With the PTCs and cash grants in effect, other energy technologies were caught in a serious bind but coal was in a real crunch.  New, advanced cycle coal plants are expensive and the incremental cost decreases as size increases.  Large coal plants do not follow load with alacrity and are thus best suited to baseload applications both from operability and emissions standpoints.  In a strictly competitive power market, the cost increases of coal, due in large part to increasing worldwide demand, would tend to drive construction of new plants in an effort to increase efficiency by replacing older, less efficient plants with the high capacity factor helping to offset the high capital cost.  The incorporation of improved emissions mitigation would be part of the plant design by regulations already established.  Retrofitting an older coal plant not designed with emissions mitigation will simply mean adding to the cost of the power generated with no efficiency gains to make up for it.
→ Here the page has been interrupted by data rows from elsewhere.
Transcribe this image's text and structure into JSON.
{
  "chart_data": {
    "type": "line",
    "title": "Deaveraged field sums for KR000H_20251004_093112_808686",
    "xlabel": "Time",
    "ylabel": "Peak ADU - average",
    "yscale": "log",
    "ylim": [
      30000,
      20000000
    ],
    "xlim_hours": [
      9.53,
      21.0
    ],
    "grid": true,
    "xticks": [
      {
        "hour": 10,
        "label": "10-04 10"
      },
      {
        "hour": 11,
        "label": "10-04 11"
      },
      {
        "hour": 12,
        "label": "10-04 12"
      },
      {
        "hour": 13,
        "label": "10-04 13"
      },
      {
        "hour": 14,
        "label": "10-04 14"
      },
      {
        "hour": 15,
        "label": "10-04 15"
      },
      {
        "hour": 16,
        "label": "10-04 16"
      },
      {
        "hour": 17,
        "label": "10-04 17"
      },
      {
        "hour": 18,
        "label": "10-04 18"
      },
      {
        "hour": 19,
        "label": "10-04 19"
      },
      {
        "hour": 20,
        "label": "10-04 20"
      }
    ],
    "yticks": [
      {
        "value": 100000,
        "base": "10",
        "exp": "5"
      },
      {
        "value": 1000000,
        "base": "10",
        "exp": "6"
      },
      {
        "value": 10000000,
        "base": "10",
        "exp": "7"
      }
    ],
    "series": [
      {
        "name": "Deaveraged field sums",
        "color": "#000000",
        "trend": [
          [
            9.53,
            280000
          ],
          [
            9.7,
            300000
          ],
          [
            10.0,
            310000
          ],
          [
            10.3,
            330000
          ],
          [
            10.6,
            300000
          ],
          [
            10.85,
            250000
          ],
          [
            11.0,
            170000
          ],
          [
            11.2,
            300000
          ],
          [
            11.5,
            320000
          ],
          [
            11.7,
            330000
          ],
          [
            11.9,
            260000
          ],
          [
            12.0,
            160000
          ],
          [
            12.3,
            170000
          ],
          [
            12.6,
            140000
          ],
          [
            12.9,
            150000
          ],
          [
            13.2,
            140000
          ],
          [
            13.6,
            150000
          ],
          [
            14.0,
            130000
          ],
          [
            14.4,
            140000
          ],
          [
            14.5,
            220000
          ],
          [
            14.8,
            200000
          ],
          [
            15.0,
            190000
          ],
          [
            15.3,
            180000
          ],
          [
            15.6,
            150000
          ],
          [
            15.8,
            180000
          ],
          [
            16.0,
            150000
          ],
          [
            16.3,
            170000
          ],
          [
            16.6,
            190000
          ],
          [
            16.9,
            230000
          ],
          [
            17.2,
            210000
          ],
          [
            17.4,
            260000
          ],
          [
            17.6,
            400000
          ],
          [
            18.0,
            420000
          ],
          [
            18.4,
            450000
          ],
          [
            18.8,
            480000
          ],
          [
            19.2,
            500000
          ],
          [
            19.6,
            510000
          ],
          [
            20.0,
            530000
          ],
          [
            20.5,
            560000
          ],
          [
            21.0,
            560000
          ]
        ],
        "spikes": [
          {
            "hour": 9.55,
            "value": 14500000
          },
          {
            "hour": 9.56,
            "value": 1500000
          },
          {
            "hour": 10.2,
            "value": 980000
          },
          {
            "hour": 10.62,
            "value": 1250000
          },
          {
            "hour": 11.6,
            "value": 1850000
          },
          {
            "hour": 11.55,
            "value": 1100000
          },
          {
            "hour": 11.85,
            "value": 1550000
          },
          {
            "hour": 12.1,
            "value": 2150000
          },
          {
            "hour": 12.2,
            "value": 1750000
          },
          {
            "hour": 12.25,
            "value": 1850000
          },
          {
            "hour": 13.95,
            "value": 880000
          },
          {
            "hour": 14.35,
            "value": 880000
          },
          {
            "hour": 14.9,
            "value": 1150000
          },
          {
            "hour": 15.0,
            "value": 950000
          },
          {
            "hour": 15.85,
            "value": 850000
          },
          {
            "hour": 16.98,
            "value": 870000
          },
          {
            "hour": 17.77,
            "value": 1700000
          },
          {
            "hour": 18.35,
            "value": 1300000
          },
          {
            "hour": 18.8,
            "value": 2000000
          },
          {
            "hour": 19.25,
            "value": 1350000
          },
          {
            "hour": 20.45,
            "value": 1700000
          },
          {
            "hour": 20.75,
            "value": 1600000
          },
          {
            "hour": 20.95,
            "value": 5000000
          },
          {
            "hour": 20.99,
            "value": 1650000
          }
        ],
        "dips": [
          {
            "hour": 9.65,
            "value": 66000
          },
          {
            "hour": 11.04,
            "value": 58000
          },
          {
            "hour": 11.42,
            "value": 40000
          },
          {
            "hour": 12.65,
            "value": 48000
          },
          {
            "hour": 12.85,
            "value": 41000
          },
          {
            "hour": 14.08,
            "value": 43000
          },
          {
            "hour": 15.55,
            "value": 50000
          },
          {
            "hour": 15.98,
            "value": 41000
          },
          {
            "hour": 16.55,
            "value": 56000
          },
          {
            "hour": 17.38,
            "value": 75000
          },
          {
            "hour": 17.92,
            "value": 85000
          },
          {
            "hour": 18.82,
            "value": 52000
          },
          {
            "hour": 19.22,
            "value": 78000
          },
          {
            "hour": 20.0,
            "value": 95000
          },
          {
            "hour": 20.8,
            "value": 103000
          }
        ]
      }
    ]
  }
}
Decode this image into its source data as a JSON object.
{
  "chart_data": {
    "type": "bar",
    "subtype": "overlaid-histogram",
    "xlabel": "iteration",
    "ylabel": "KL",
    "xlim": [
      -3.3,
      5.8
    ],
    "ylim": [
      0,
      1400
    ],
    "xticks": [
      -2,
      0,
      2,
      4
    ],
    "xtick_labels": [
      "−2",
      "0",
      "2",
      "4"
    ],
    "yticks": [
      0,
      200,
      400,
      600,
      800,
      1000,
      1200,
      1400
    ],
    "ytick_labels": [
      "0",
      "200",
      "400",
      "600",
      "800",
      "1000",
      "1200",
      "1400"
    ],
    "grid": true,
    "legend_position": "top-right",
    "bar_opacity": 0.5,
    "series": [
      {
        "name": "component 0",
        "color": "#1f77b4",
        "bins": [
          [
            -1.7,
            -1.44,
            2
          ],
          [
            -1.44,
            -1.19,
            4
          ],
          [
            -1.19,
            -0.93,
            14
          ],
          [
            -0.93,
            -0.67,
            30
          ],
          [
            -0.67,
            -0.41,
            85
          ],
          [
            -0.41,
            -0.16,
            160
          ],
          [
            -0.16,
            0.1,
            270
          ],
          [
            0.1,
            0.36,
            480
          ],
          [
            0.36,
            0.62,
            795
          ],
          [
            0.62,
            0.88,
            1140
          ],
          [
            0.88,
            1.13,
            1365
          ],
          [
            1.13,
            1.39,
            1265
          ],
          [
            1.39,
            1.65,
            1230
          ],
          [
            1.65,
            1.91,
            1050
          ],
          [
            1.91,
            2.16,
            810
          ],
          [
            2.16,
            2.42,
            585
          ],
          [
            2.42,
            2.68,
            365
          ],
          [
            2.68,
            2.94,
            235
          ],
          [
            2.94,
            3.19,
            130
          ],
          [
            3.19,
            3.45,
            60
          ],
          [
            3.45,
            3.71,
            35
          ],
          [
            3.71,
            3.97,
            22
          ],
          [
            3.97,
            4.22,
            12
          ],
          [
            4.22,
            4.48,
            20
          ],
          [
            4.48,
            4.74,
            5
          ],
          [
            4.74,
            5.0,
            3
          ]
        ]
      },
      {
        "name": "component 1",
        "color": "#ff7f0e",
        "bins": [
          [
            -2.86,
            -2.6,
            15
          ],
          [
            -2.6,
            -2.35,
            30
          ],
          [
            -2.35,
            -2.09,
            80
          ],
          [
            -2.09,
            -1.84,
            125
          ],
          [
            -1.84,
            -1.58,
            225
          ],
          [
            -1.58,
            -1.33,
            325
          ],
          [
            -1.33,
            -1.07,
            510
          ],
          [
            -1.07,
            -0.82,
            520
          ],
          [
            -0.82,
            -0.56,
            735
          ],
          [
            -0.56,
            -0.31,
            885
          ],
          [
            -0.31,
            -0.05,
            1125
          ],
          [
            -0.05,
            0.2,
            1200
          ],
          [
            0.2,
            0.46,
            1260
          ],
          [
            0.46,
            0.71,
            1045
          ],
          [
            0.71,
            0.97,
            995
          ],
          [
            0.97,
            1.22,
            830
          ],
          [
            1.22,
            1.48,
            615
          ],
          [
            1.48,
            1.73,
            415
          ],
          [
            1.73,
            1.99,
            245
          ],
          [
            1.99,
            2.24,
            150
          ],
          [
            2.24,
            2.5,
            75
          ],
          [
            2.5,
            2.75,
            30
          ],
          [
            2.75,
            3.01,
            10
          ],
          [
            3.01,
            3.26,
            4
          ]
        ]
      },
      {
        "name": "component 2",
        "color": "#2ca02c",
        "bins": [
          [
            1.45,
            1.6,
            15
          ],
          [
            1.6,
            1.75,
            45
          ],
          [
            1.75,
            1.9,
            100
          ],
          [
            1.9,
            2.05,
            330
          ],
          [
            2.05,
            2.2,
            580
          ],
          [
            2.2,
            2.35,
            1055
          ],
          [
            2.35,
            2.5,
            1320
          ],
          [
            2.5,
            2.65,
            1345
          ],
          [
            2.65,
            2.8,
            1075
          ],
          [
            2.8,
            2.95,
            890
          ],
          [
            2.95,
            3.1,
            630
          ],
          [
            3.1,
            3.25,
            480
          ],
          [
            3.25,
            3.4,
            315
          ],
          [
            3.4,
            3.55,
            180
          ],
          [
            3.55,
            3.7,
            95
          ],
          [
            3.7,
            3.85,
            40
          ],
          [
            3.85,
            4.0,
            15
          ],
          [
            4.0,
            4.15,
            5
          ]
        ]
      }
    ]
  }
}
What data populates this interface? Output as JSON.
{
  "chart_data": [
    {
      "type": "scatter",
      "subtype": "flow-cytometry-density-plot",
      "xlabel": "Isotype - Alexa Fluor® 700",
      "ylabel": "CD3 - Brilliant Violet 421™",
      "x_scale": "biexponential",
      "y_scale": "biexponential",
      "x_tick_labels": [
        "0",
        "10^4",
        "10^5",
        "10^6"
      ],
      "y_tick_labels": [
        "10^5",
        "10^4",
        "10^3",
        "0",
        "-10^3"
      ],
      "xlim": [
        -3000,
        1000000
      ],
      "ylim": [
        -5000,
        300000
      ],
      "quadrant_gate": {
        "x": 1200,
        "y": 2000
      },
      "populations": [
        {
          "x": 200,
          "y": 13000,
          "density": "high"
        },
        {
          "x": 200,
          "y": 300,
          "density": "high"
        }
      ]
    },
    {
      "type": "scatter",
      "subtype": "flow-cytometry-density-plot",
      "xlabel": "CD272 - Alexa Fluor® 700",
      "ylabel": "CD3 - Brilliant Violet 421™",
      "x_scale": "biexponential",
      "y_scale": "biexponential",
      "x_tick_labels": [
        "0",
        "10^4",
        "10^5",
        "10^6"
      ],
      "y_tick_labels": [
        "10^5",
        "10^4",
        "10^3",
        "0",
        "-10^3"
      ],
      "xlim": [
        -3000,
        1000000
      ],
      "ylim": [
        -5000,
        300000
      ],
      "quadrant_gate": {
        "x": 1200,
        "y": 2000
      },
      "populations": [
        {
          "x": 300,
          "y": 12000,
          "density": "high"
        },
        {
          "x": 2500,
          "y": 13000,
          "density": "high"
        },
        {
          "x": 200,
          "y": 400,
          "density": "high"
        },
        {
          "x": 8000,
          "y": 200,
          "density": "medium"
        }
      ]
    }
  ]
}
But, the power markets are not strictly competitive due to federal subsidies of wind and solar power via cash grants and/or production tax credits.  By far the largest of these in terms of MWs being built is wind.  A wind farm is expensive--1.5 to 2 times the cost of advanced cycle coal plants and their output very unpredictable and highly variable.  And, the capacity factor of about 32% is about one-third the capacity factor of a coal-fired power plant.  The kicker is however, that wind is typically most available in the dog shift hours, midnight to 6AM--the primary realm of baseload power.  And the blow that really kills the drive to build newer, more efficient, cleaner advanced cycle coal plants is the production tax credit of $22/MWh that wind gets--or at least did get if the present moratorium holds.  This $22/MWh offsets the variable costs of producing power in a coal plant thereby making wind the less expensive option.  Therefore, no investor wants to build a new coal plant.  Problem is, the wind typically is not blowing with enough energy to make significant quantities of power the rest of the day so the older plants have to be kept in service to take up the slack and to provide grid stability when wind is operating.  The other option is to back up wind with combined cycle plants running at part load and/or simple cycle gas turbines.  But, the lack of a robust round-the-clock market discourages construction of combined cycle gas turbine plants as well as advanced cycle coal.  So, we get stuck with older plants that should have been replaced or simple cycle gas turbines that waste fuel unnecessarily.

Federal subsidies to wind are disrupting competitive power markets, wasting fuel, and, arguably, resulting in higher emissions than would have been the case if the DoE were not wasting taxpayer dollars to subsidize uncompetitive energy technologies.